Most of the country now knows Khzir and Ghazala Khan as the parents of Capt. Humayun Khan, a brave soldier who was killed in Iraq in 2004. But Khzir Khan’s moving speech at the Democratic National Convention and his wife’s subsequent comments haven’t deterred Republican presidential nominee Donald Trump from attacking their motivations.
Trump surrogate Al Baldasaro began circulating claims on Sunday that Khzir Khan is an agent of the Muslim Brotherhood. It’s a story that comes straight from the Religious Right.

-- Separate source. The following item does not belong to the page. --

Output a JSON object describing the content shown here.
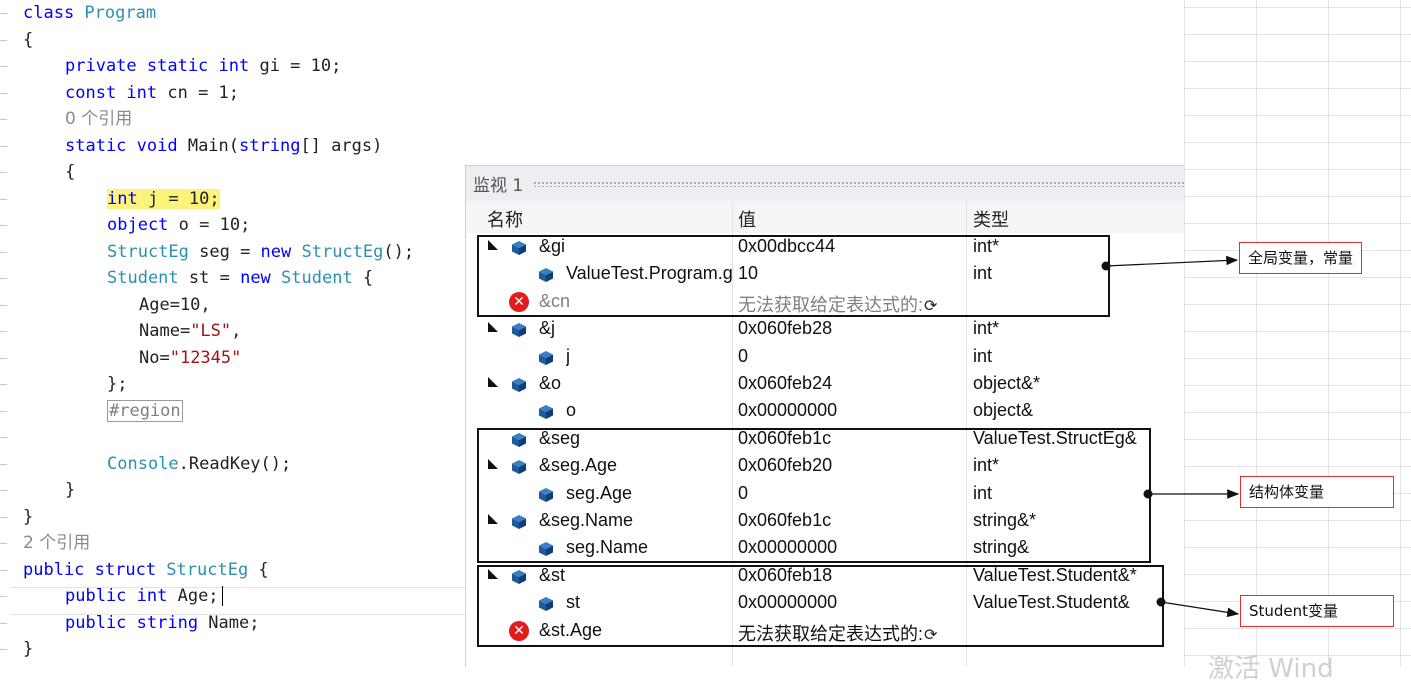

Someone can't handle the truth.
Baldasaro cited a blog post by Walid and Ted Shoebat as evidence for his claim. Walid Shoebat, the author of classics like The Case for Islamophobia, inhabits the fringe orbit of the Religious Right alongside his offspring, Ted. His entire “ministry” is predicated on the claim that he used to be a member of a Palestinian mujahideen before he converted to Christianity; Ted appears to have inherited his father’s weighty mantle. Both men make a living peddling hate against LGBT Americans and Muslims. On their website, the Shoebats accused Khan of being “a promoter of Islamic Sharia Law in the U.S.” Their evidence is flimsy. They uncovered an old paper Khan once wrote on Islamic jurisprudence. Nowhere in it does he advocate for Shariah to be given the force of law in the U.S., but that didn’t stop the Shoebats. In the same post, they accuse Khan of being an agent for the Muslim Brotherhood.
The evidence, again, is flimsy. Khan’s paper does cite the work of Said Ramadan, who the Shoebats identify at various points as either the grandson or son-in-law of Muslim Brotherhood founder Hassan al-Banna. (Ramadan was al-Banna’s son-in-law.)
The Shoebats argue that Ramadan was a terrorist, so if Khan cited his work he must also be a terrorist. The reality is slightly more complicated. Ramadan was indeed a leader of the Muslim Brotherhood during his lifetime. The Muslim Brotherhood has a paramilitary arm that is responsible for violence, and its members do call for a theocratic form of government. So Ramadan’s views were certainly fundamentalist, but it’s still a bit of a stretch to place him in the same category as Osama bin Laden or ISIS’ self-proclaimed caliph, Abu Bakr al-Baghdadi. Why? He never called for violence against the United States. In fact, the Central Intelligence Agency once considered him a potential ally against communism.
If he still holds the views he expressed in his paper, then Khan is best described as a devout Muslim who interprets Shariah in a conservative manner. That does not mean he is an agent of the Muslim Brotherhood, and it does not mean he thinks America should enforce Shariah. The only proof the Shoebats offer to the contrary is Khan’s faith, one citation of Said Ramadan in an old paper, and his sojourn in the United Arab Emirates. If that’s sufficient evidence for convicting someone of terrorist sympathies, a lot of Middle Eastern studies scholars are in trouble.
Put another way: The Shoebats’ argument is roughly equivalent to accusing a Christian of supporting theocracy because he or she once wrote a theology paper urging other Christians to obey the Ten Commandments. So why are the Shoebats so anti-Khan? There’s money at stake. This is their business, and they are well-compensated by the right wing for conducting it.
As I reported last November, the Shoebats regularly deliver training to sessions to police departments across the country. Walid Shoebat received $6,000 from a private vendor, Courses Offering Police Specialization, to “train” officers in Jackson Township, N.J. He’s also instructed officers in Rapid City, S.D.
Shoebat, however, isn’t an expert in anything except fomenting hysteria. Multiple investigations into his background have cast doubts on his backstory. “I have never heard anything about Walid being a mujahideen or a terrorist,” his cousin, Daood Shoebat, told CNN reporters in 2011. “He claims this for his own personal reasons.”
But the facts never stopped the Shoebats, and they probably won’t stop Shoebat supporters, either.